Beijing stance on property sparks sell-off in stocks
Mainland stocks yesterday posted their biggest single-day loss in more than three months as Premier Wen Jiabao ruled out relaxing property controls.
The Shanghai Composite Index closed 2.63 per cent lower, its biggest daily fall since November 30. Property stocks led the decline.
Wen yesterday said housing prices were far from affordable for ordinary citizens, and pledged to maintain the curbs to cool the property market.
His comments signalled there will not be any major relaxation of cooling measures on his watch, contrary to recent speculation that some local governments would ease restrictions on home purchases.
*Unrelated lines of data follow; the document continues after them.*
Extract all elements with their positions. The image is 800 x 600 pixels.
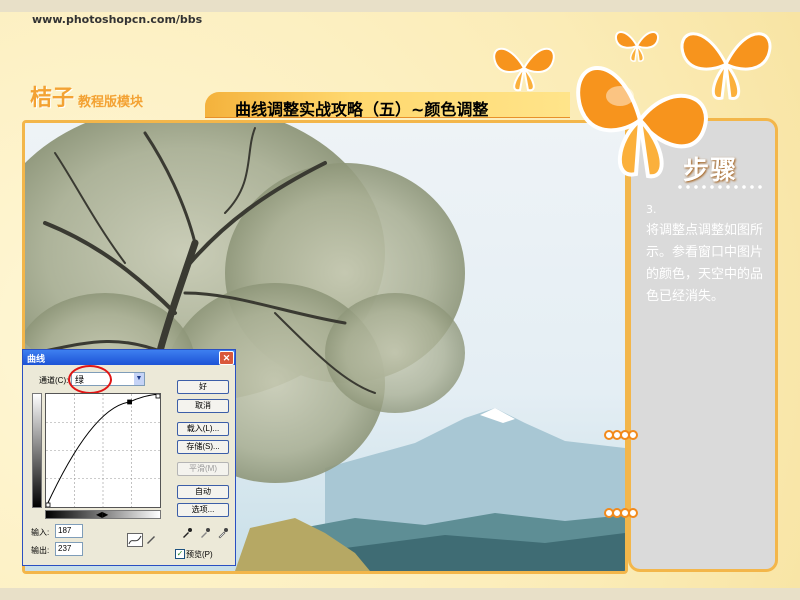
curve-tool-icon[interactable] — [127, 533, 143, 547]
curve-control-point[interactable] — [155, 393, 161, 399]
curve-control-point[interactable] — [127, 399, 132, 405]
output-field[interactable]: 237 — [55, 542, 83, 556]
butterfly-icon — [493, 47, 555, 92]
smooth-button[interactable]: 平滑(M) — [177, 462, 229, 476]
channel-label: 通道(C): — [39, 376, 69, 385]
eyedropper-black-icon[interactable] — [181, 527, 193, 539]
preview-label: 预览(P) — [186, 550, 213, 559]
gradient-toggle-icon[interactable]: ◀▶ — [96, 510, 108, 519]
binder-rings-lower — [604, 508, 638, 518]
brand-name: 桔子 — [30, 86, 75, 111]
curve-control-point[interactable] — [45, 502, 51, 508]
dropdown-arrow-icon[interactable]: ▼ — [134, 373, 144, 385]
butterfly-icon — [576, 66, 708, 179]
curve-graph[interactable] — [45, 393, 161, 508]
site-url[interactable]: www.photoshopcn.com/bbs — [32, 13, 202, 26]
close-icon[interactable]: ✕ — [219, 351, 234, 365]
highlight-circle — [68, 365, 112, 394]
checkbox-icon[interactable]: ✓ — [175, 549, 185, 559]
input-field[interactable]: 187 — [55, 524, 83, 538]
page-title: 曲线调整实战攻略（五）~颜色调整 — [235, 100, 489, 119]
cancel-button[interactable]: 取消 — [177, 399, 229, 413]
ok-button[interactable]: 好 — [177, 380, 229, 394]
options-button[interactable]: 选项... — [177, 503, 229, 517]
dialog-title: 曲线 — [27, 354, 46, 364]
output-label: 输出: — [31, 546, 50, 555]
auto-button[interactable]: 自动 — [177, 485, 229, 499]
save-button[interactable]: 存储(S)... — [177, 440, 229, 454]
step-description: 将调整点调整如图所示。参看窗口中图片的颜色，天空中的品色已经消失。 — [646, 223, 764, 304]
input-label: 输入: — [31, 528, 50, 537]
dialog-titlebar[interactable] — [23, 350, 235, 365]
brand-subtitle: 教程版模块 — [78, 95, 144, 110]
bottom-strip — [0, 588, 800, 600]
output-gradient-bar — [32, 393, 42, 508]
pencil-tool-icon[interactable] — [145, 533, 157, 545]
binder-rings-upper — [604, 430, 638, 440]
brand-logo: 桔子 教程版模块 — [30, 86, 143, 112]
curves-dialog: 曲线 ✕ 通道(C): 绿 ▼ ◀▶ 好 取消 载入(L)... 存储(S)..… — [22, 349, 236, 566]
top-strip — [0, 0, 800, 12]
eyedropper-white-icon[interactable] — [217, 527, 229, 539]
load-button[interactable]: 载入(L)... — [177, 422, 229, 436]
step-number: 3. — [646, 203, 657, 216]
eyedropper-gray-icon[interactable] — [199, 527, 211, 539]
curve-plot[interactable] — [45, 393, 161, 508]
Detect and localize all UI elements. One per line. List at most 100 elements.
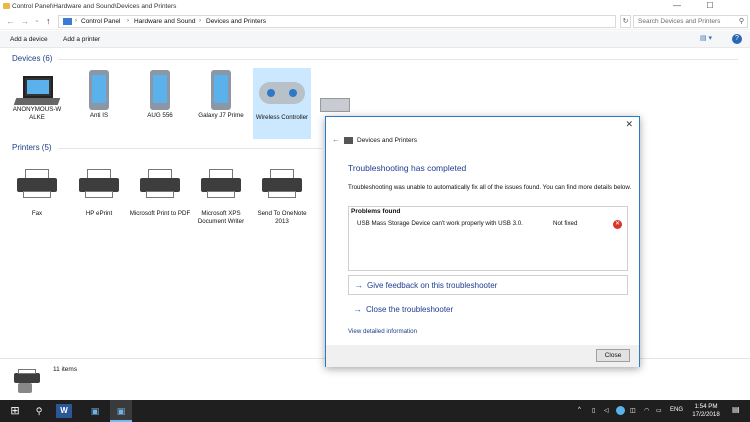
usb-drive-icon[interactable] bbox=[320, 98, 350, 112]
minimize-button[interactable]: — bbox=[665, 0, 689, 12]
printer-label: Fax bbox=[31, 210, 43, 217]
address-bar[interactable]: › Control Panel › Hardware and Sound › D… bbox=[58, 15, 616, 28]
game-controller-icon bbox=[259, 78, 305, 106]
taskbar: ⊞ ⚲ W ▣ ▣ ^ ▯ ◁ ◫ ◠ ▭ ENG 1:54 PM 17/2/2… bbox=[0, 400, 750, 422]
dialog-heading: Troubleshooting has completed bbox=[348, 163, 467, 173]
refresh-button[interactable]: ↻ bbox=[620, 15, 631, 28]
search-button[interactable]: ⚲ bbox=[28, 400, 50, 422]
add-printer-button[interactable]: Add a printer bbox=[63, 36, 100, 43]
printer-icon bbox=[79, 169, 119, 199]
language-indicator[interactable]: ENG bbox=[670, 407, 683, 413]
word-icon[interactable]: W bbox=[56, 404, 72, 418]
problems-list: Problems found USB Mass Storage Device c… bbox=[348, 206, 628, 271]
tray-app-icon[interactable] bbox=[616, 406, 625, 415]
laptop-icon bbox=[13, 76, 61, 105]
device-label: Anti IS bbox=[89, 112, 109, 119]
dialog-back-button[interactable]: ← bbox=[332, 135, 340, 144]
printer-icon bbox=[140, 169, 180, 199]
usb-icon[interactable]: ▭ bbox=[656, 407, 662, 414]
printer-item[interactable]: Fax bbox=[6, 163, 68, 218]
problems-header: Problems found bbox=[351, 208, 401, 215]
device-item[interactable]: AUG 556 bbox=[129, 70, 191, 120]
dialog-close-icon[interactable]: ✕ bbox=[625, 119, 633, 130]
printer-item[interactable]: HP ePrint bbox=[68, 163, 130, 218]
printer-item[interactable]: Microsoft Print to PDF bbox=[129, 163, 191, 218]
add-device-button[interactable]: Add a device bbox=[10, 36, 48, 43]
phone-icon bbox=[89, 70, 109, 110]
chevron-right-icon: › bbox=[75, 18, 77, 24]
view-detailed-info-link[interactable]: View detailed information bbox=[348, 328, 417, 335]
device-label: Galaxy J7 Prime bbox=[198, 112, 244, 119]
arrow-right-icon: → bbox=[353, 304, 362, 314]
devices-group-header[interactable]: Devices (6) bbox=[12, 54, 742, 63]
clock-date: 17/2/2018 bbox=[692, 411, 720, 418]
title-bar: Control Panel\Hardware and Sound\Devices… bbox=[0, 0, 750, 13]
view-options-button[interactable]: ▤ ▾ bbox=[700, 34, 712, 42]
speaker-icon[interactable]: ◫ bbox=[630, 407, 636, 414]
breadcrumb-control-panel[interactable]: Control Panel bbox=[81, 18, 120, 25]
printer-item[interactable]: Microsoft XPS Document Writer bbox=[190, 163, 252, 225]
app-icon[interactable]: ▣ bbox=[84, 400, 106, 422]
problem-status: Not fixed bbox=[553, 220, 578, 227]
maximize-button[interactable]: ☐ bbox=[698, 0, 722, 12]
search-placeholder: Search Devices and Printers bbox=[638, 18, 721, 25]
devices-and-printers-icon bbox=[12, 369, 42, 395]
dialog-description: Troubleshooting was unable to automatica… bbox=[348, 184, 632, 191]
breadcrumb-hardware-and-sound[interactable]: Hardware and Sound bbox=[134, 18, 195, 25]
troubleshooter-dialog: ✕ ← Devices and Printers Troubleshooting… bbox=[325, 116, 640, 367]
network-icon[interactable]: ▯ bbox=[592, 407, 595, 414]
folder-icon bbox=[3, 3, 10, 9]
close-button[interactable]: Close bbox=[596, 349, 630, 362]
printer-label: HP ePrint bbox=[85, 210, 113, 217]
search-input[interactable]: Search Devices and Printers ⚲ bbox=[633, 15, 748, 28]
device-item[interactable]: ANONYMOUS-W ALKE bbox=[6, 70, 68, 121]
fax-icon bbox=[17, 169, 57, 199]
printer-item[interactable]: Send To OneNote 2013 bbox=[251, 163, 313, 225]
error-icon: ✕ bbox=[613, 220, 622, 229]
volume-icon[interactable]: ◁ bbox=[604, 407, 609, 414]
printers-heading: Printers (5) bbox=[12, 143, 52, 152]
printer-label: Microsoft Print to PDF bbox=[129, 210, 191, 217]
give-feedback-link[interactable]: → Give feedback on this troubleshooter bbox=[348, 275, 628, 295]
phone-icon bbox=[211, 70, 231, 110]
breadcrumb-devices-and-printers[interactable]: Devices and Printers bbox=[206, 18, 266, 25]
notifications-icon[interactable]: ▤ bbox=[732, 405, 740, 414]
chevron-right-icon: › bbox=[199, 18, 201, 24]
close-troubleshooter-label: Close the troubleshooter bbox=[366, 305, 454, 314]
close-troubleshooter-link[interactable]: → Close the troubleshooter bbox=[348, 300, 628, 320]
control-panel-taskbar-icon[interactable]: ▣ bbox=[110, 400, 132, 422]
help-button[interactable]: ? bbox=[732, 34, 742, 44]
command-bar: Add a device Add a printer ▤ ▾ ? bbox=[0, 31, 750, 48]
item-count: 11 items bbox=[53, 366, 78, 373]
chevron-right-icon: › bbox=[127, 18, 129, 24]
divider bbox=[58, 148, 322, 149]
give-feedback-label: Give feedback on this troubleshooter bbox=[367, 281, 498, 290]
forward-button[interactable]: → bbox=[20, 16, 29, 26]
device-label: AUG 556 bbox=[147, 112, 173, 119]
phone-icon bbox=[150, 70, 170, 110]
up-button[interactable]: ↑ bbox=[46, 16, 51, 26]
device-item-selected[interactable]: Wireless Controller bbox=[253, 68, 311, 139]
devices-heading: Devices (6) bbox=[12, 54, 53, 63]
clock[interactable]: 1:54 PM 17/2/2018 bbox=[686, 403, 726, 419]
tray-overflow-icon[interactable]: ^ bbox=[578, 407, 581, 413]
start-button[interactable]: ⊞ bbox=[4, 400, 26, 422]
arrow-right-icon: → bbox=[354, 280, 363, 290]
back-button[interactable]: ← bbox=[6, 16, 15, 26]
wifi-icon[interactable]: ◠ bbox=[644, 407, 649, 414]
divider bbox=[58, 59, 738, 60]
recent-dropdown[interactable]: ⌄ bbox=[34, 16, 40, 26]
printer-icon bbox=[344, 137, 353, 144]
problem-name[interactable]: USB Mass Storage Device can't work prope… bbox=[357, 220, 523, 227]
clock-time: 1:54 PM bbox=[694, 403, 718, 410]
dialog-title: Devices and Printers bbox=[357, 137, 417, 144]
address-row: ← → ⌄ ↑ › Control Panel › Hardware and S… bbox=[0, 13, 750, 30]
device-item[interactable]: Galaxy J7 Prime bbox=[190, 70, 252, 120]
printer-icon bbox=[201, 169, 241, 199]
device-label: Wireless Controller bbox=[255, 114, 309, 121]
control-panel-icon bbox=[63, 18, 72, 25]
window-title: Control Panel\Hardware and Sound\Devices… bbox=[12, 3, 177, 10]
device-item[interactable]: Anti IS bbox=[68, 70, 130, 120]
device-label: ANONYMOUS-W ALKE bbox=[12, 106, 62, 121]
printer-label: Send To OneNote 2013 bbox=[257, 210, 307, 225]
Among the biggest losers of the day, Shanghai Lujiazui Finance & Trade Zone Development fell 6.1 per cent and China Enterprise dropped 8.9 per cent. Property stocks have been among the market bellwethers this year, with investors expecting the authorities to waive controls on property purchases to revive the housing market.
'The premier's statement wasn't a surprise but it still made those expecting a policy easing extremely disappointed,' said Haitong Securities analyst Zhang Qi. 'The sell-off was overdone and the market could rebound soon.'
Wen made similar comments at the opening of the National People's Congress this month, reiterating that Beijing would continue to regulate the market to bring down property prices to reasonable levels.
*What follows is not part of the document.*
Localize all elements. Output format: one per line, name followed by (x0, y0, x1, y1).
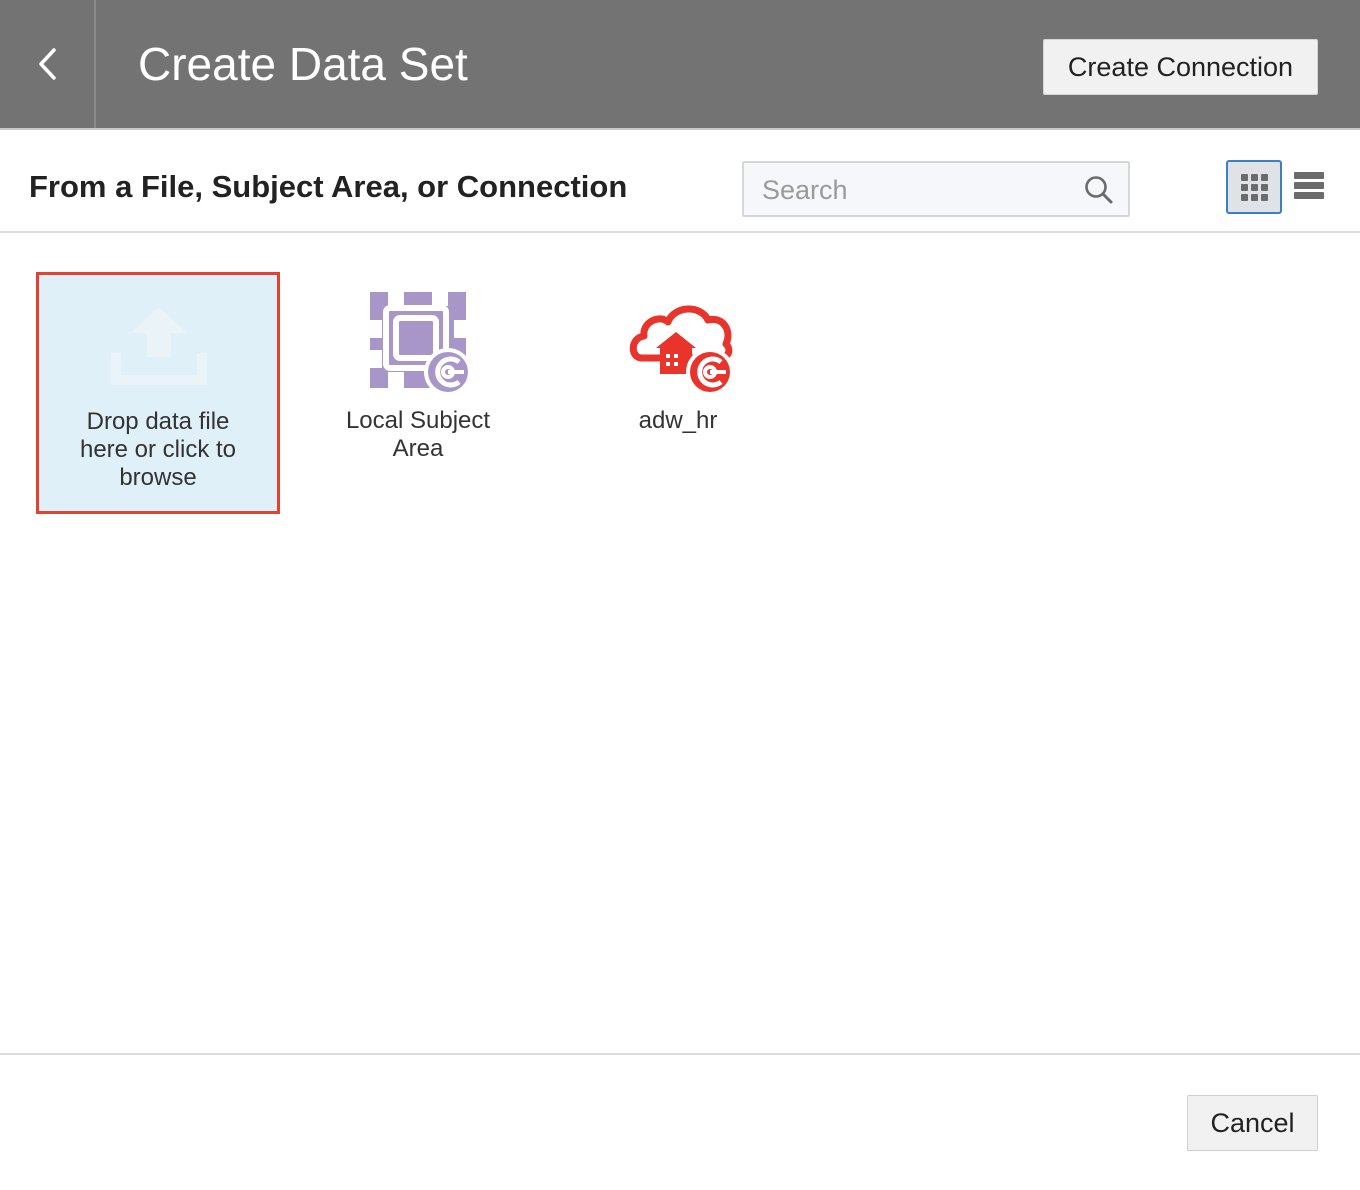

'For first-time buyers, we will see some relaxation on mortgage lending, aiming to help more residents buy homes,' said Alan Jin, an analyst at Mizuho Securities.
'As the housing market is unlikely to see a recovery this year, more developers will speed up sales by slashing prices in the second quarter.'
Earlier this month, the Big Four state banks, which account for about 40 per cent of the loans in the country, said they would lend more to qualified developers to boost entry-level housing supply.
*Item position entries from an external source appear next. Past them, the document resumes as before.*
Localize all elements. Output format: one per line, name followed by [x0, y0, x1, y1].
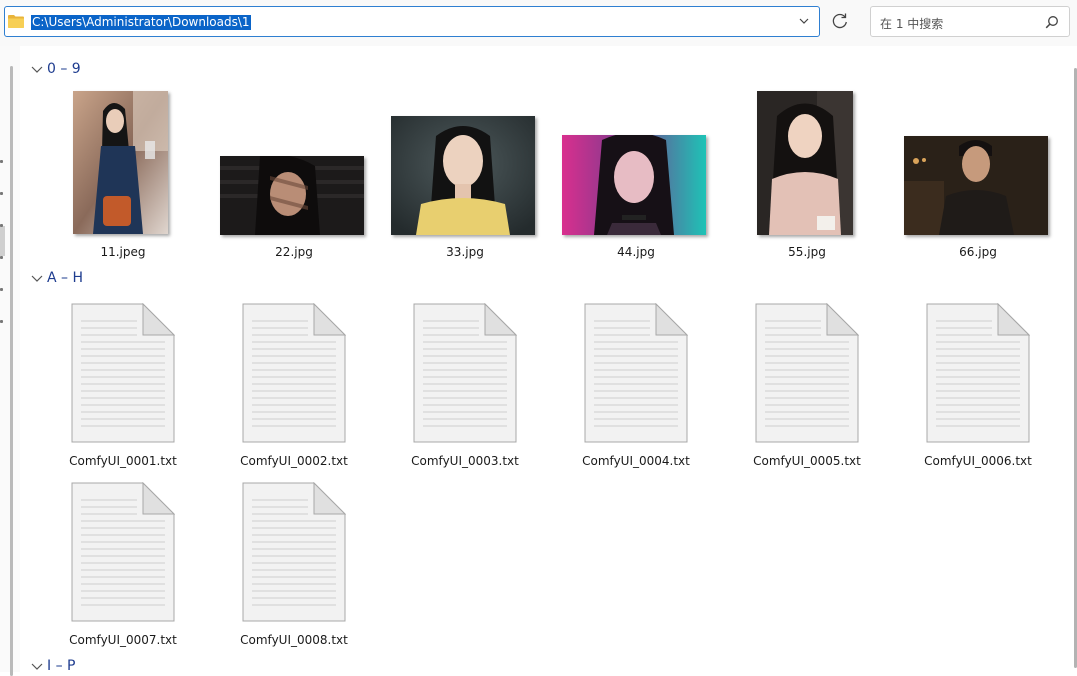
file-item-text[interactable]: ComfyUI_0008.txt	[219, 482, 369, 652]
file-item-text[interactable]: ComfyUI_0003.txt	[390, 303, 540, 473]
text-file-icon	[71, 303, 175, 443]
image-thumbnail	[391, 116, 535, 235]
file-name[interactable]: ComfyUI_0002.txt	[219, 454, 369, 468]
file-item-image[interactable]: 66.jpg	[903, 88, 1053, 263]
file-name[interactable]: ComfyUI_0004.txt	[561, 454, 711, 468]
chevron-down-icon[interactable]	[31, 64, 43, 74]
image-thumbnail	[757, 91, 853, 235]
file-name[interactable]: 55.jpg	[732, 245, 882, 259]
nav-scrollbar[interactable]	[10, 66, 13, 676]
image-thumbnail	[562, 135, 706, 235]
nav-item-dot[interactable]	[0, 256, 3, 259]
search-placeholder[interactable]: 在 1 中搜索	[880, 15, 943, 32]
address-path[interactable]: C:\Users\Administrator\Downloads\1	[31, 15, 251, 30]
address-bar[interactable]: C:\Users\Administrator\Downloads\1	[4, 6, 820, 37]
folder-icon	[8, 15, 24, 28]
file-item-text[interactable]: ComfyUI_0004.txt	[561, 303, 711, 473]
text-file-icon	[242, 482, 346, 622]
nav-item-dot[interactable]	[0, 288, 3, 291]
nav-item-dot[interactable]	[0, 224, 3, 227]
text-file-icon	[584, 303, 688, 443]
file-name[interactable]: ComfyUI_0008.txt	[219, 633, 369, 647]
nav-item-dot[interactable]	[0, 160, 3, 163]
navigation-pane[interactable]	[0, 46, 20, 676]
file-item-image[interactable]: 55.jpg	[732, 88, 882, 263]
file-item-image[interactable]: 11.jpeg	[48, 88, 198, 263]
content-scrollbar[interactable]	[1063, 46, 1077, 672]
toolbar: C:\Users\Administrator\Downloads\1 在 1 中…	[0, 0, 1077, 46]
file-name[interactable]: 44.jpg	[561, 245, 711, 259]
text-file-icon	[413, 303, 517, 443]
group-label: A – H	[47, 270, 84, 286]
file-item-image[interactable]: 44.jpg	[561, 88, 711, 263]
chevron-down-icon[interactable]	[31, 661, 43, 671]
file-item-text[interactable]: ComfyUI_0005.txt	[732, 303, 882, 473]
nav-selected-indicator	[0, 226, 5, 256]
nav-item-dot[interactable]	[0, 320, 3, 323]
image-thumbnail	[220, 156, 364, 235]
text-file-icon	[242, 303, 346, 443]
file-item-text[interactable]: ComfyUI_0001.txt	[48, 303, 198, 473]
file-name[interactable]: 22.jpg	[219, 245, 369, 259]
text-file-icon	[71, 482, 175, 622]
file-item-image[interactable]: 22.jpg	[219, 88, 369, 263]
search-icon[interactable]	[1045, 15, 1059, 29]
file-item-image[interactable]: 33.jpg	[390, 88, 540, 263]
file-name[interactable]: ComfyUI_0001.txt	[48, 454, 198, 468]
file-name[interactable]: 66.jpg	[903, 245, 1053, 259]
group-label: 0 – 9	[47, 61, 81, 77]
image-thumbnail	[73, 91, 168, 234]
file-name[interactable]: ComfyUI_0007.txt	[48, 633, 198, 647]
image-thumbnail	[904, 136, 1048, 235]
file-item-text[interactable]: ComfyUI_0007.txt	[48, 482, 198, 652]
file-name[interactable]: 33.jpg	[390, 245, 540, 259]
nav-item-dot[interactable]	[0, 192, 3, 195]
text-file-icon	[755, 303, 859, 443]
file-name[interactable]: ComfyUI_0003.txt	[390, 454, 540, 468]
chevron-down-icon[interactable]	[799, 17, 809, 25]
search-box[interactable]: 在 1 中搜索	[870, 6, 1070, 37]
file-name[interactable]: ComfyUI_0006.txt	[903, 454, 1053, 468]
refresh-icon[interactable]	[828, 9, 852, 33]
file-item-text[interactable]: ComfyUI_0002.txt	[219, 303, 369, 473]
file-name[interactable]: 11.jpeg	[48, 245, 198, 259]
file-name[interactable]: ComfyUI_0005.txt	[732, 454, 882, 468]
file-item-text[interactable]: ComfyUI_0006.txt	[903, 303, 1053, 473]
chevron-down-icon[interactable]	[31, 273, 43, 283]
text-file-icon	[926, 303, 1030, 443]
Property stocks have a huge impact on the overall market's performance because the real estate sector is one of the driving forces of the economy. A weak property sector normally drags down growth in other related industries such as banking, construction materials and home appliances.
Jin said he expected the property market to shrink 10 per cent this year. In cities facing oversupply, developers would offer big price cuts.